The yen's corrective trading continued and while yen crosses found temporary bottom, we believe that they were just starting another leg in the consolidation patterns. We prefer not to go long in yen crosses yet. While a break of 94.55 in USD/JPY is possible, the selloff in yen might not be as one-sided as in January and February. Hence, we'd prefer to avoid yen pairs. AUD/USD's downside momentum remained unconvincing even though the choppy fall from 1.0597 extended. USD/CAD's rally did continue but it's looking tired, and it should be time to take profit and wait for a near term pull back.

So overall, we'd prefer to continue to short GBP/USD and start shorting Euro on recovery.

To recap some of last week's events: in the US, the Senate rejected a pair of partisan proposals to replace the spending cuts and no congressional action is planned before those cuts take effects. And as usual, the politicians traded blames on each other for the impasse.

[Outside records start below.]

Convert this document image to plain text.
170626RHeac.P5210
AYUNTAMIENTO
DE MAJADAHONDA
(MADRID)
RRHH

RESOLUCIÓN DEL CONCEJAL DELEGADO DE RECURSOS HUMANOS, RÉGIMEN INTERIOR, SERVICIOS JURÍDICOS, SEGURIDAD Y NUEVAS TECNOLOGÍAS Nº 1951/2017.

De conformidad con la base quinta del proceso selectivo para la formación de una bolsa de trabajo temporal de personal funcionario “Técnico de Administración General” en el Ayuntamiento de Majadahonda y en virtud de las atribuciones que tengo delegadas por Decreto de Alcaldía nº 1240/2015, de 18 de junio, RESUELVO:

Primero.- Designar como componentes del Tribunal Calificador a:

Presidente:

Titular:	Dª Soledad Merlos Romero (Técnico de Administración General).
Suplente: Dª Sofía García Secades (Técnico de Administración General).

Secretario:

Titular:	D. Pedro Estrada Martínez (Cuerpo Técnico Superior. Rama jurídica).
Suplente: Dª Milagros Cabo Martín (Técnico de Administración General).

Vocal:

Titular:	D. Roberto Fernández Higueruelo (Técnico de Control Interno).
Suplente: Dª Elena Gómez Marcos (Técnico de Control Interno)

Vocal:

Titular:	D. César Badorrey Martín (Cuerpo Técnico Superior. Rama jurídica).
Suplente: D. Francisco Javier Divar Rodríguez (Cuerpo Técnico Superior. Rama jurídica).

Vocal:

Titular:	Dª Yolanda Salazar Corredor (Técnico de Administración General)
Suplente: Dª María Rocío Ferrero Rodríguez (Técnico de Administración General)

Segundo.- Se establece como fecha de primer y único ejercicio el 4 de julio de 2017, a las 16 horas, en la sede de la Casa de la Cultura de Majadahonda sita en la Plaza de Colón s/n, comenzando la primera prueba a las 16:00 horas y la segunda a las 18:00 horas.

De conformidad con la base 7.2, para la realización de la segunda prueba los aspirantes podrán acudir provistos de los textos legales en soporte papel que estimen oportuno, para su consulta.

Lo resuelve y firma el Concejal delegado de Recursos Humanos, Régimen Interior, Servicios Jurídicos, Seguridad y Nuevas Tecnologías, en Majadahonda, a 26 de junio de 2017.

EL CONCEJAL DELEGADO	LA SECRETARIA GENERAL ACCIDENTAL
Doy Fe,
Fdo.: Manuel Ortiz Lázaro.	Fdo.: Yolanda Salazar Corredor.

The Congressional Budget Office expected that this would reduce US growth this year by as much as 0.6%. In the testimony before the Senate Committee, Fed Chairman Bernanke discussed benefits and costs of the central bank's asset purchases. His overall tone remained rather dovish and he down played the costs of the program. Despite debates over whether the Fed should taper asset purchases, the testimony showed no indication that the Fed would slow or stop monetary easing. Meanwhile, Bernanke's comments on the economic outlook were similar to those made in his press conference following the December FOMC meeting.

In the eurozone, focus was on the inconclusive election in Italy. Bersani's party won majority in the lower house but failed to do so in the upper house. Italian yields were sent to a three month high on political uncertainties. Bersani said he would not form a coalition with Berlusconi but he is prepared to compromise with Grillo's party. Berlusconi called for new elections instead. So far, markets are still unclear on what will happen next in Italy. ECB president Draghi said that the eurozone economy is still weak, but he's optimistic that the accommodative monetary policy would help drive a "gradual recovery" in 2013. He also expect that the central bank would not removal policy stimulus any time soon as inflation would "significantly" undershoot its 2% target in 2014. Meanwhile, he noted that the "benefits of the painful actions" of austerity have not yet materialized and the "economic adjustment is coming at a heavy social cost". He emphasized that austerity is for doing "their own benefits" and urged that reforms must continue. This was somewhat an indirect response to the inconclusive elections in Italy.

In Japan, prime minister Abe formally nominated Asian Development Bank president Kuroda as the next BoJ governor to succeed Shirakawa. Iwata, a professor, and Nakaso, a BoJ executive director, were nominated as deputy governors. Yen weakened mildly towers the end of the week on expectation that the team of Kuroda will pursue aggressive easing when they come on board. And there would be eye-catching measures like buying risk assets or bonds on a large scale. But it should be noted that yen should have exhausted selling in near term and we'd expect more consolidation ahead in March, and probably before Kuroda's first BoJ meeting in April.

Sterling extended recent decline on Moody's downgrade as well as weak economic data. The PMI manufacturing index dropped sharply to 47.9 in February, down from 50.8. The contractionary reading was a shock to economists as it's generally expected a mild expansionary reading at 51. It raised concerns that the UK cannot avoid the so-called triple dip recession.

In China, the official manufacturing PMI dropped to 50.1 in February versus expectation of a rise to 50.5. The HSBC manufacturing PMI also finalized to 50.4, much lower than prior month's 52.3.